Pushing the Antitrust Envelope
Other exchanges are pushing ahead with throttles wide open to become B2B behemoths. Earlier this year, DaimlerChrysler, GM, Ford, Renault and Nissan joined forces to develop giant-in-the-making Covisint. Automotive systems supplier Visteon joined the group in September.
Covisint’s core offerings will include services to assist in product design, supply chain management and procurement functions in order to reduce unwanted inventories and cut costs and red tape. The marketplace will link participants with more than 30,000 suppliers, and expectations for annual transactions are as high as $300 billion.
Covisint was the first B2B exchange subjected to review by the FTC, as regulators initially feared that the major auto companies would use the exchange to impose pricing models and purchasing practices on suppliers. The participants maintained that Covisint would be open to other manufacturers and would not engage in anti-competitive practices to the detriment of smaller players.

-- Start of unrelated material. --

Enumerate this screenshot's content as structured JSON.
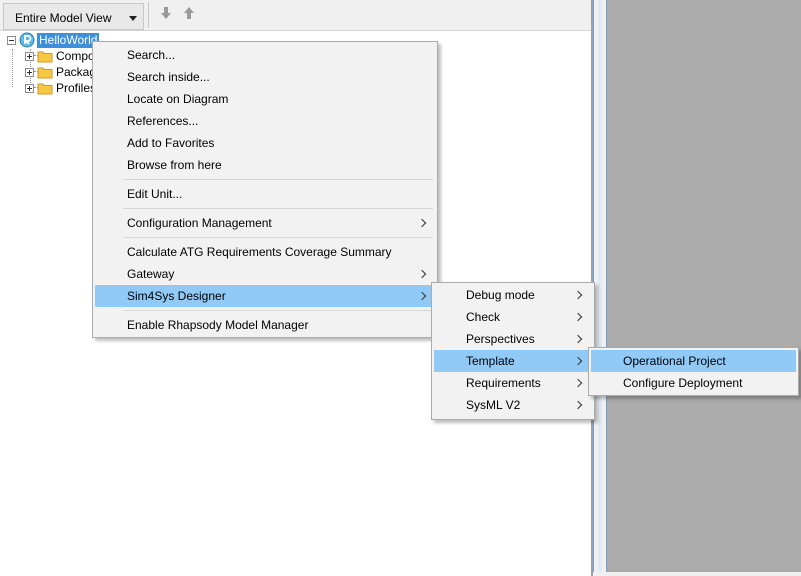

The FTC gave its approval to the venture, but noted that it will watch Covisint closely as the e-marketplace develops and reserved the right to take action if operational practices cause antitrust concerns. Many analysts view Covisint’s success as a bellwether for other industries embarking on similar ventures.
As Wall Street struggles to rise above the dampening influences of stubbornly high energy prices, there is little enthusiasm among venture capitalists for backing independent exchanges and no reason to anticipate a positive shift in the near term. It may be that the B2B players with the deepest pockets will be the only ones to survive.
However, an equally persuasive counter-argument is likely waiting in the opposite corner for the sound of the bell.
According to George Nichols, an Internet stock analyst for Morningstar.com, rumblings about a shakeout in the B2B sector are premature.
“B2B is still largely out of favor, but getting primed for a bounce-back by the end of the year, Nichols told the E-Commerce Times in September. “Unlike B2C, the B2B sector has a chance for recovery. It’s a relatively young market, and many promising companies haven’t gone public yet. It’s too early for a shakeout,” he said.